Application des peines et récidive : découpler cette idée reçue

Avant de prétendre contribuer au débat sur l’application des peines, il faut certainement en poser des bases claires. La récidive n’est pas le fruit pourri d’une application des peines qui serait par trop clémente ou laxiste, mais avant tout du tempérament criminogène d’une minorité d’individus. Sauf à redouter une utopie telle celle décrite dans le film de Steven Spielberg, Minority report, où le crime peut être arrêté avant qu’il ne soit commis, la classe politique devrait cesser de faire croire que le risque zéro existe. Il ne faut à l’évidence pas s’arrêter à ce constat mais admettre, non notre impuissance, mais les limites réalistes de toute action politique utile.

Quand la loi dévalorise la peine

Rechercher sans passion ni haine un système d’application des peines efficace, c’est tout d’abord redonner à la peine toute sa valeur. Pendant de nombreuses années, toute peine de prison ferme inférieure à un an prononcée par un tribunal ne donnait en principe pas lieu à incarcération.

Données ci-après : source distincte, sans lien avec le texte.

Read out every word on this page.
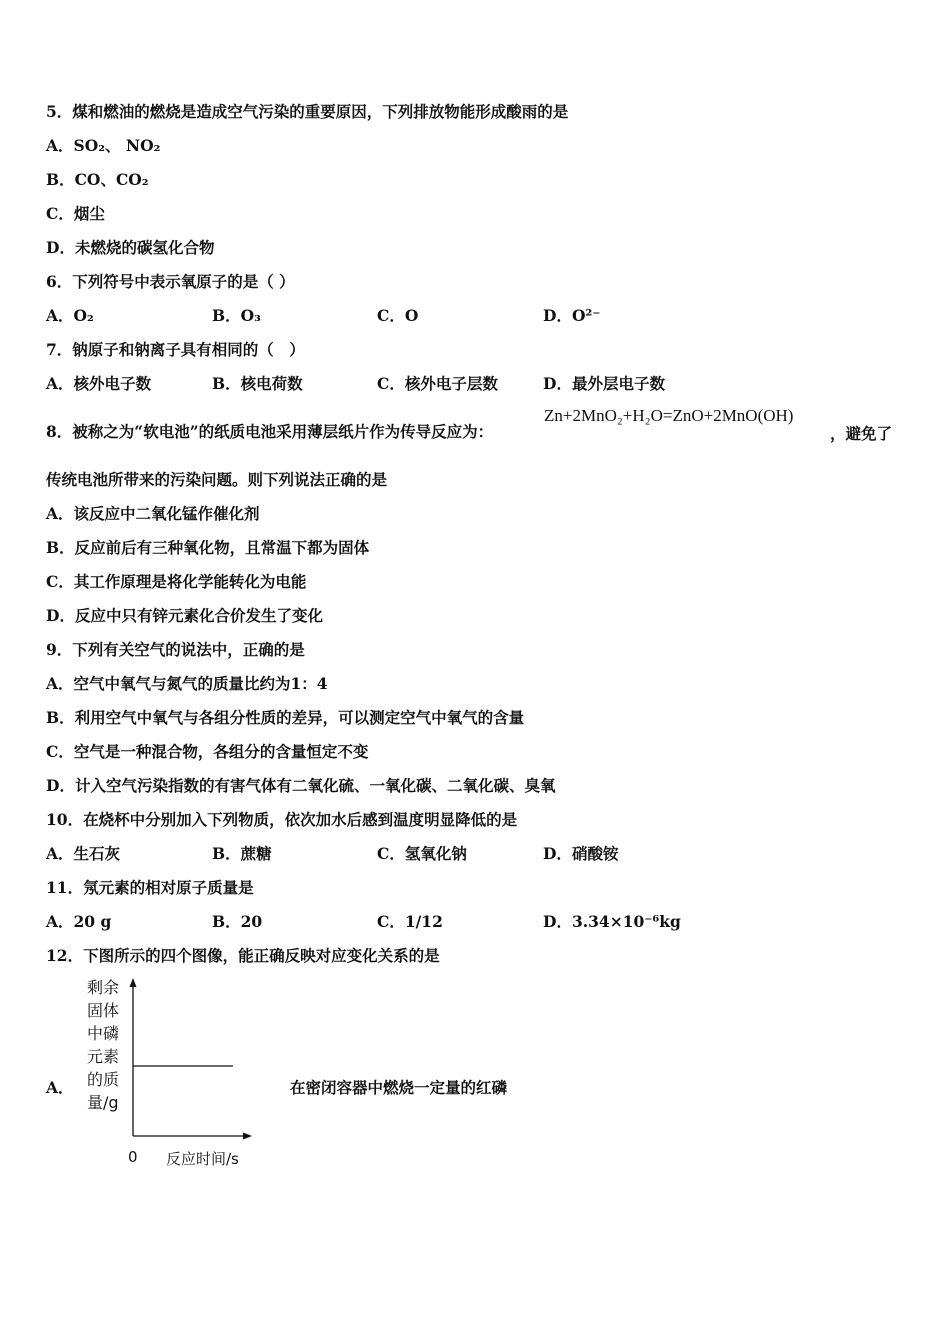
5．煤和燃油的燃烧是造成空气污染的重要原因，下列排放物能形成酸雨的是
A．SO₂、 NO₂
B．CO、CO₂
C．烟尘
D．未燃烧的碳氢化合物
6．下列符号中表示氧原子的是（ ）
A．O₂	B．O₃	C．O	D．O²⁻
7．钠原子和钠离子具有相同的（　）
A．核外电子数	B．核电荷数	C．核外电子层数	D．最外层电子数
8．被称之为“软电池”的纸质电池采用薄层纸片作为传导反应为：
Zn+2MnO₂+H₂O=ZnO+2MnO(OH)
，避免了
传统电池所带来的污染问题。则下列说法正确的是
A．该反应中二氧化锰作催化剂
B．反应前后有三种氧化物，且常温下都为固体
C．其工作原理是将化学能转化为电能
D．反应中只有锌元素化合价发生了变化
9．下列有关空气的说法中，正确的是
A．空气中氧气与氮气的质量比约为1：4
B．利用空气中氧气与各组分性质的差异，可以测定空气中氧气的含量
C．空气是一种混合物，各组分的含量恒定不变
D．计入空气污染指数的有害气体有二氧化硫、一氧化碳、二氧化碳、臭氧
10．在烧杯中分别加入下列物质，依次加水后感到温度明显降低的是
A．生石灰	B．蔗糖	C．氢氧化钠	D．硝酸铵
11．氖元素的相对原子质量是
A．20 g	B．20	C．1/12	D．3.34×10⁻⁶kg
12．下图所示的四个图像，能正确反映对应变化关系的是
A．	在密闭容器中燃烧一定量的红磷
剩余
固体
中磷
元素
的质
量/g
0 反应时间/s
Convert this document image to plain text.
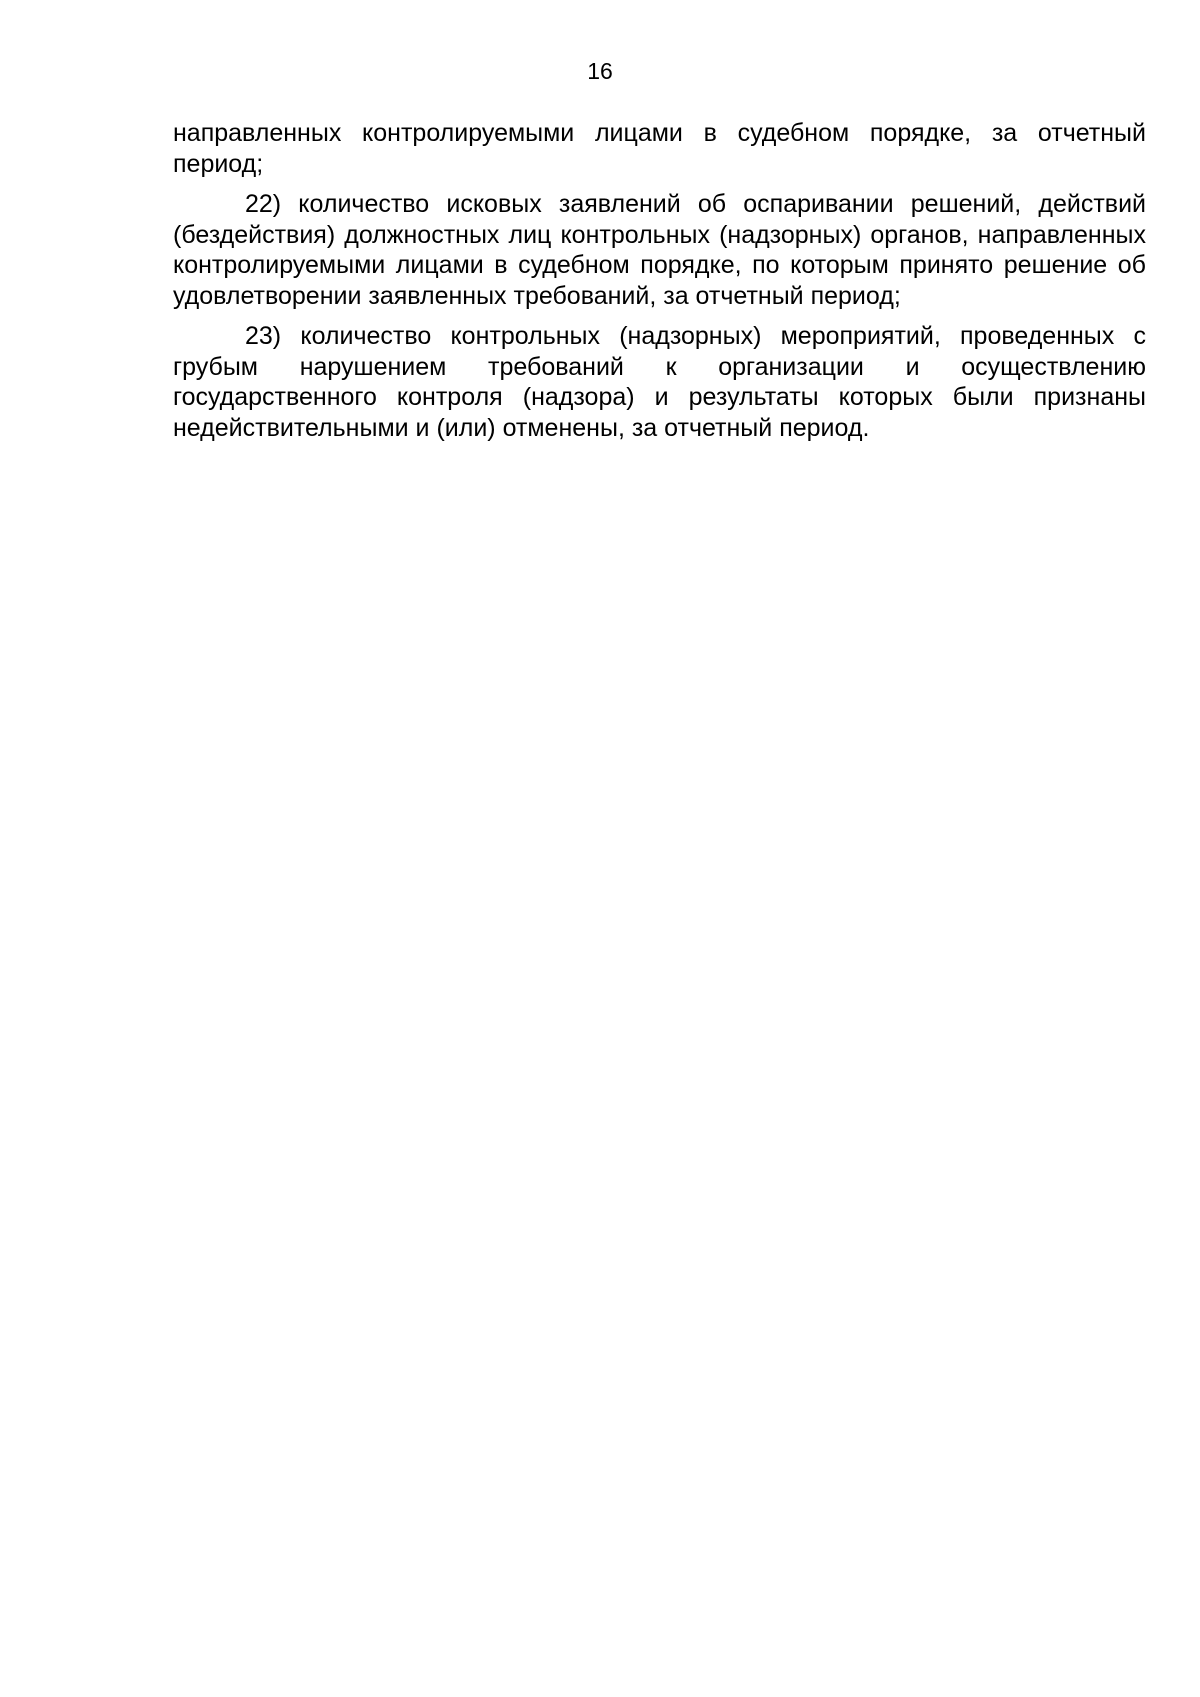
16

направленных контролируемыми лицами в судебном порядке, за отчетный период;

22) количество исковых заявлений об оспаривании решений, действий (бездействия) должностных лиц контрольных (надзорных) органов, направленных контролируемыми лицами в судебном порядке, по которым принято решение об удовлетворении заявленных требований, за отчетный период;

23) количество контрольных (надзорных) мероприятий, проведенных с грубым нарушением требований к организации и осуществлению государственного контроля (надзора) и результаты которых были признаны недействительными и (или) отменены, за отчетный период.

Depuis la loi pénitentiaire du 24 novembre 2009 votée par la majorité actuelle, ce seuil en dessous duquel une peine de prison ferme n’a en principe pas à être exécutée a été porté à deux ans. Ce faisant, le législateur dévalorise le sens d’une peine de prison ferme qui n’est qu’une peine potentiellement ferme en dessous de deux années d’emprisonnement. Il serait plus sain de prévoir, par la publication de lignes directrices de peines - à l’instar des sentencing guidelinesanglo-saxonnes - des peines alternatives ou de prison avec sursis pour les affaires où sont prononcées aujourd’hui des peines de 1 à 2 ans d’emprisonnement ferme, et de réserver les peines fermes à ceux qui le méritent vraiment en les assortissant d’une mise à exécution systématique. On redonnerait ainsi à la peine de prison un peu de son sens et de sa gravité.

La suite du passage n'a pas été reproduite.